Yeah. Thanks, Sam. we do talk about it a lot um because it's super important and then we tend to reiterate a lot because um it's just to get good clear to get the message out there um i think there has been you know we weren't even talking about pipeline a couple of quarters ago when we talked to the market we were very much talking about you know exits and then you know delivering the balance sheet and buying back our shares it's just we couldn't see beyond that now that you deliver three exits You've paid down the chunk of debt that you say. We've got low-level, you know, single-digit debt to NAB. It's 5%, 6% from memory. We're even less. You're looking at your shares. We believe in when we talk about conservatism and buying back our shares consistently through these windows is just the most obvious thing to do. But we also see the share price moving. We also see more, we're starting to get, things are moving in the right direction on those fronts. So as those things start to move, you start to think more about the medium and long-term. Not that we stopped, we start to allocate more time to them.

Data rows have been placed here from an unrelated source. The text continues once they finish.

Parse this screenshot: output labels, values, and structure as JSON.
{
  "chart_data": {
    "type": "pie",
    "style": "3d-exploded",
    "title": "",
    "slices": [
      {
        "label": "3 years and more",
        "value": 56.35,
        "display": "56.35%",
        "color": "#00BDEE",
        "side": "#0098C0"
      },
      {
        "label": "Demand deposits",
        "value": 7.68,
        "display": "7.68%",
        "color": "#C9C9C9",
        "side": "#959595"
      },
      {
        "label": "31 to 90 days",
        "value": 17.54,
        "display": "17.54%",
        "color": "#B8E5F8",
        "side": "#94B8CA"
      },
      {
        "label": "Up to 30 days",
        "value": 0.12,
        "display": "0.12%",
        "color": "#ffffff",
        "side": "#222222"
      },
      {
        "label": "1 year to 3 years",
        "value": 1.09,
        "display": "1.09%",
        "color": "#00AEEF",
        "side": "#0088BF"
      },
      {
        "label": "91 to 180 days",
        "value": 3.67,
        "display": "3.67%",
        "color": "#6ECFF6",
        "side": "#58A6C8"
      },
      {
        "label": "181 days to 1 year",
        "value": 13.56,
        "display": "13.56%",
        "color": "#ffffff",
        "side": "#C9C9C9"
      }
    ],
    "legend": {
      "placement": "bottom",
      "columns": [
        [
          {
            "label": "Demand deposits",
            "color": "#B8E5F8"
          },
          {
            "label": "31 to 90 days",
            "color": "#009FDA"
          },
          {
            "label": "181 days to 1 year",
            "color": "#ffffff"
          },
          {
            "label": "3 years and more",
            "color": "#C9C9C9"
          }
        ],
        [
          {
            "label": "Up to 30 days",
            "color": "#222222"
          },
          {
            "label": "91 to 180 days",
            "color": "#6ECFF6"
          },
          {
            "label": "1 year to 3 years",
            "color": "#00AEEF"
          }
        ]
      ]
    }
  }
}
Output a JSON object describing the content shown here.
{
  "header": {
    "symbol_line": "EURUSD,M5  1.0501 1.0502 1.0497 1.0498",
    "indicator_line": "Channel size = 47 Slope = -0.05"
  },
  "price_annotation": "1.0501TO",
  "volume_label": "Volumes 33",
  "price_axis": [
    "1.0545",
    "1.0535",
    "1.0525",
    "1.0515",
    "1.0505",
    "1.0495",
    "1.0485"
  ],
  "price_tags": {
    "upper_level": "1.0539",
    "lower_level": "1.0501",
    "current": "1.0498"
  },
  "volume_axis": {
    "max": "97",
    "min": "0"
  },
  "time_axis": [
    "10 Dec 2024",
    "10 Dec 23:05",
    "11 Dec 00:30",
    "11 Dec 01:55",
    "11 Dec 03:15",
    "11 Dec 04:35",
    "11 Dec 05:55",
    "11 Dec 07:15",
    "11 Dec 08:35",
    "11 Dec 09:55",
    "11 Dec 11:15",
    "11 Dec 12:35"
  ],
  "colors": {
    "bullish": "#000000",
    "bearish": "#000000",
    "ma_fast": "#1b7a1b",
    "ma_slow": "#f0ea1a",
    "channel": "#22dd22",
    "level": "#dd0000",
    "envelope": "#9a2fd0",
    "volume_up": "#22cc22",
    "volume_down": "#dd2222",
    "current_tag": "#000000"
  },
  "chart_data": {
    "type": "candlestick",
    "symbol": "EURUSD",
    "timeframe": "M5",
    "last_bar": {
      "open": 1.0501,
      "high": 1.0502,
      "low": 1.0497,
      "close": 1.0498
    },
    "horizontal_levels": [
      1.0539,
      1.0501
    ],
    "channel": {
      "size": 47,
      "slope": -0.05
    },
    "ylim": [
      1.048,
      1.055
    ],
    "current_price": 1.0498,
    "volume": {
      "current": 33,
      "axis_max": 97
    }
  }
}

So pipeline had always been building in the background, but it's a window whereby, and I said it's two or three names, and not to get too specific, that really have us on the hook, that we're focused on, that we're excited about, that we're getting deeper and deeper on so that we can get to a point where we have conviction one way or the other on a name or two names or three names. And, you know, these things work in parallel with your share price, with the capital income exits and how you manage everything. So I would still say, I think of the three parts of that capital allocation aspect, I think the priority in my head right now, this is today and these things move because of the moving parts. is the share buyback because that's the most obvious IRR value accretive thing we can do given the recent paydown in a chunk of the debt and given where the pipeline is today versus where it's going. So I think it's going to be quite fluid, Linus. I think we'll continue to make real-time decisions. We'll let math be a key driver in the short term, buybacks, but strategy will obviously overlay as we look towards pipeline.

speaker
Linus C. Gorsson
Analyst, D&B Carnegie

Okay, thank you very much. Those are all my questions. Super, thanks.

speaker
Operator
Conference Operator

As a reminder, to ask a question, please press star 1 and 1 on your telephone and wait for your name to be announced. To withdraw your question, please press star 1 and 1 again. We have no further questions at this time. I will now hand back to you for closing remarks.

speaker
David Nangle
CEO

Yeah, super. Razia, thank you very much. Look, thank you, everybody, for supporting us, for following us, for being on this call. We are appreciative of your patience with us through this journey and how we've got ourselves to this position of strength and momentum. I won't reiterate what we said about five times on the call. I think our messaging is very clear about where we're at and where we're going. But if you need any clarification, you want to speak to us directly, any interest in Beth, obviously just reach out to one of us, myself, Alexis, or Cole, obviously, and we'll be happy to speak. Otherwise, have a great summer. Thank you very much.

speaker
Operator
Conference Operator

This concludes today's conference call. Thank you all for participating. You may now disconnect your lines. Thank you.